In interviews about her book, Chua has set fire (figuratively) to even more stuffed animals, justified parental brutality as only a lawyer could, inserted foot further into mouth, and sold more books. There's been debate about Chinese-American parents and the demands they put upon their children. Far more revealing about human nature was Nicholas Kristof's recent piece in The New York Times. He wrote that Chinese educators believe that too much discipline and a madness for testing are simply crushing creativity. You mean, it's possible to listen to your teachers, ace your tests in school and grow up to become a bore, or worse, a banker? Happens.

Most parents get into the game with little or no practice. Sorry kids, but intellectually we don't know what we're doing. We're all instinct and gut, and it works pretty well, because the relationship between parent and child is self-correcting. You act like an asshole to your kids, you get that back. If you pay attention, you can correct. The wheels come off, however, when parents, who are physically larger than children, start to bully them and take unfair advantage. That's not nice, and that's why the "Tiger Mother Method" seems wrong to me. Oh, I know she's backlashing against the parent who says "good job" for even a bad job, and the kind of school sports where everybody gets a trophy even when they suck. That's not real either and leads to, in Judith Warner's words, "pathological ninnyishness in kids."

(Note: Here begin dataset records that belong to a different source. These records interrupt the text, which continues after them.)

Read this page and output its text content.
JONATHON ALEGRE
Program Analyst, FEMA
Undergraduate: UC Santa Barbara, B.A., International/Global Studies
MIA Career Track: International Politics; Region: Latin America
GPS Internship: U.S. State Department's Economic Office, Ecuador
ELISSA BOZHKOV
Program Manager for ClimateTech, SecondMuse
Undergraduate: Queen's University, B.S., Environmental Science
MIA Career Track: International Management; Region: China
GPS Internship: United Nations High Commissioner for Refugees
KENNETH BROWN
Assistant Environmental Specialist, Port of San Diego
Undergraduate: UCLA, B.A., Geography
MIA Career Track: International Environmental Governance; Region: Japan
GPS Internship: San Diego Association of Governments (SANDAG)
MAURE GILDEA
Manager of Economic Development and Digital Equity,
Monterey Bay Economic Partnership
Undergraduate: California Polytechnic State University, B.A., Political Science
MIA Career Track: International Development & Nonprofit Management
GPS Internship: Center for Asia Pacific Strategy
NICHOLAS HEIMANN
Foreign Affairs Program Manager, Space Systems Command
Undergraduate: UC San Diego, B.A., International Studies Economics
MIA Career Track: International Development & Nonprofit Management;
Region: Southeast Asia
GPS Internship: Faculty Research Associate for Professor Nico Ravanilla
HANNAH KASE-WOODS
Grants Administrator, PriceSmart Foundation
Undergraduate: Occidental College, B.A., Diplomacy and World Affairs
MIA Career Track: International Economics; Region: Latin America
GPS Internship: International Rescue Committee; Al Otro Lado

We all have found ways to torture our children. We make them listen to The Beatles. We make them watch "The Big Lebowski." We make them write things on paper. All monstrous demands and onerous tasks, but necessary. Well, maybe liking "The Big Lebowski" isn't necessary, but the rest of it is, and the reason that's good is that it helps the family, that societal microcosm, cooperate. When parents go wrong is the moment they force their experience on their children, believing without question that their traditions and past personal history will define their child's future. That doesn't work so well, and it seems that if you went to Yale, it can be especially bad.